I'll try the saving the view to a pointer and performSelector suggestions next.

robbieduncan
Apr 21, 2011, 11:46 AM
I'll try the saving the view to a pointer and performSelector suggestions next.

That won't make any difference. That was simply a suggestion on style/modularity. You're check that the view with tag 102 is incorrect. You should be doing:


if([self.view viewWithTag:102]!=nil) {
NSLog(@"I exist");
}

dejo
Apr 21, 2011, 12:04 PM
You should be doing:


if([self.view viewWithTag:102]!=nil) {
NSLog(@"I exist");
}

As well as putting the code that sets the title inside the if.
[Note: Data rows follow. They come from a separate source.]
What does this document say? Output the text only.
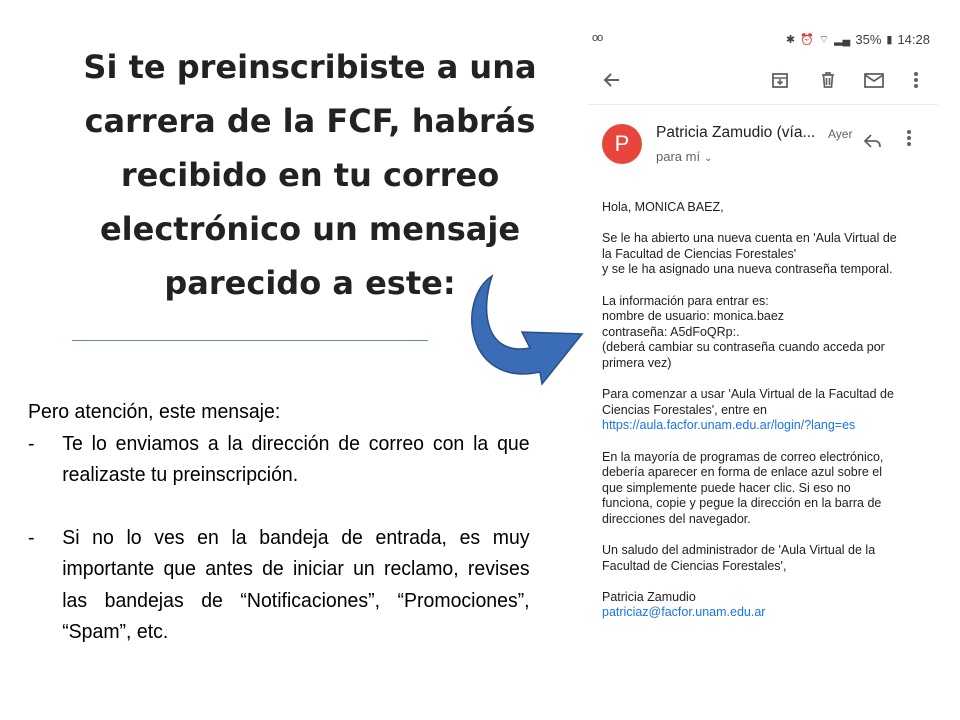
Si te preinscribiste a una carrera de la FCF, habrás recibido en tu correo electrónico un mensaje parecido a este:

Pero atención, este mensaje:

- Te lo enviamos a la dirección de correo con la que realizaste tu preinscripción.
- Si no lo ves en la bandeja de entrada, es muy importante que antes de iniciar un reclamo, revises las bandejas de “Notificaciones”, “Promociones”, “Spam”, etc.
oo	✱ ⏰ ⌔ ▂▄ 35% ▮ 14:28
P	Patricia Zamudio (vía... Ayer
para mí ⌄

Hola, MONICA BAEZ,

Se le ha abierto una nueva cuenta en 'Aula Virtual de
la Facultad de Ciencias Forestales'
y se le ha asignado una nueva contraseña temporal.

La información para entrar es:
nombre de usuario: monica.baez
contraseña: A5dFoQRp:.
(deberá cambiar su contraseña cuando acceda por
primera vez)

Para comenzar a usar 'Aula Virtual de la Facultad de
Ciencias Forestales', entre en
https://aula.facfor.unam.edu.ar/login/?lang=es

En la mayoría de programas de correo electrónico,
debería aparecer en forma de enlace azul sobre el
que simplemente puede hacer clic. Si eso no
funciona, copie y pegue la dirección en la barra de
direcciones del navegador.

Un saludo del administrador de 'Aula Virtual de la
Facultad de Ciencias Forestales',

Patricia Zamudio
patriciaz@facfor.unam.edu.ar
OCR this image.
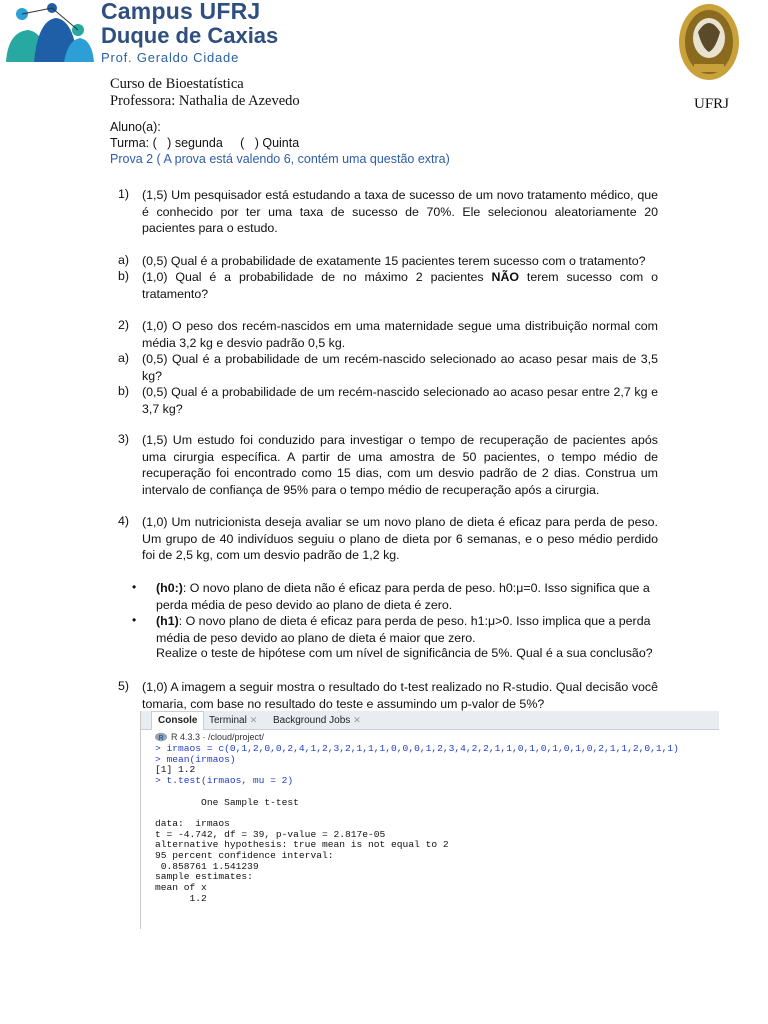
Campus UFRJ
Duque de Caxias
Prof. Geraldo Cidade
UFRJ
Curso de Bioestatística
Professora: Nathalia de Azevedo
Aluno(a):
Turma: (   ) segunda     (   ) Quinta
Prova 2 ( A prova está valendo 6, contém uma questão extra)
1) (1,5) Um pesquisador está estudando a taxa de sucesso de um novo tratamento médico, que é conhecido por ter uma taxa de sucesso de 70%. Ele selecionou aleatoriamente 20 pacientes para o estudo.
a) (0,5) Qual é a probabilidade de exatamente 15 pacientes terem sucesso com o tratamento?
b) (1,0) Qual é a probabilidade de no máximo 2 pacientes NÃO terem sucesso com o tratamento?
2) (1,0) O peso dos recém-nascidos em uma maternidade segue uma distribuição normal com média 3,2 kg e desvio padrão 0,5 kg.
a) (0,5) Qual é a probabilidade de um recém-nascido selecionado ao acaso pesar mais de 3,5 kg?
b) (0,5) Qual é a probabilidade de um recém-nascido selecionado ao acaso pesar entre 2,7 kg e 3,7 kg?
3) (1,5) Um estudo foi conduzido para investigar o tempo de recuperação de pacientes após uma cirurgia específica. A partir de uma amostra de 50 pacientes, o tempo médio de recuperação foi encontrado como 15 dias, com um desvio padrão de 2 dias. Construa um intervalo de confiança de 95% para o tempo médio de recuperação após a cirurgia.
4) (1,0) Um nutricionista deseja avaliar se um novo plano de dieta é eficaz para perda de peso. Um grupo de 40 indivíduos seguiu o plano de dieta por 6 semanas, e o peso médio perdido foi de 2,5 kg, com um desvio padrão de 1,2 kg.
• (h0:): O novo plano de dieta não é eficaz para perda de peso. h0:μ=0. Isso significa que a perda média de peso devido ao plano de dieta é zero.
• (h1): O novo plano de dieta é eficaz para perda de peso. h1:μ>0. Isso implica que a perda média de peso devido ao plano de dieta é maior que zero.
Realize o teste de hipótese com um nível de significância de 5%. Qual é a sua conclusão?
5) (1,0) A imagem a seguir mostra o resultado do t-test realizado no R-studio. Qual decisão você tomaria, com base no resultado do teste e assumindo um p-valor de 5%?
Console	Terminal ✕	Background Jobs ✕
R R 4.3.3 · /cloud/project/
> irmaos = c(0,1,2,0,0,2,4,1,2,3,2,1,1,1,0,0,0,1,2,3,4,2,2,1,1,0,1,0,1,0,1,0,2,1,1,2,0,1,1)
> mean(irmaos)
[1] 1.2
> t.test(irmaos, mu = 2)

One Sample t-test

data:  irmaos
t = -4.742, df = 39, p-value = 2.817e-05
alternative hypothesis: true mean is not equal to 2
95 percent confidence interval:
0.858761 1.541239
sample estimates:
mean of x
1.2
Doesn't make much sense to check the view existence after you've already tried to use it.

ppilone
Apr 21, 2011, 03:09 PM
Also, when dealing with UIButton it's usually best to create one in code using:


UIButton *button = [UIButton buttonWithType:UIButtonTypeCustom];


You can replace the button type with whichever type you need (e.g. UIButtonTypeRoundedRect). Make sure you set the frame of the button after initializing a new one.

mistergreen2011
Apr 21, 2011, 05:30 PM
whoa, something really strange...
I modified it to this..


if([self.view viewWithTag:102] != nil) {
NSLog(@"I exist");
UIButton *bttn = (UIButton *)[self.view viewWithTag:102];
[bttn setTitle:label forState:UIControlStateNormal];
NSLog(@"%@", [bttn titleForState:UIControlStateNormal]);
}


I wanted to see what the title of the button is and the title on the button DOES change in code but not visually in the view. Does the view need to be refreshed or something?

EDIT:

Thanks for the help guys. I made a simpler project with these exact code and it works.... My bigger project must be breaking this somewhere. I'll have to dig through the code.


Update:

I found the problem. I'm calling this method 'setButton' from a pickerview in another view. I made a delegate to call setButton and it working's correctly now. It's weird that the method does get called normally with instantiating, [[myClass alloc] init] setButton] but needed a delegate to work correctly.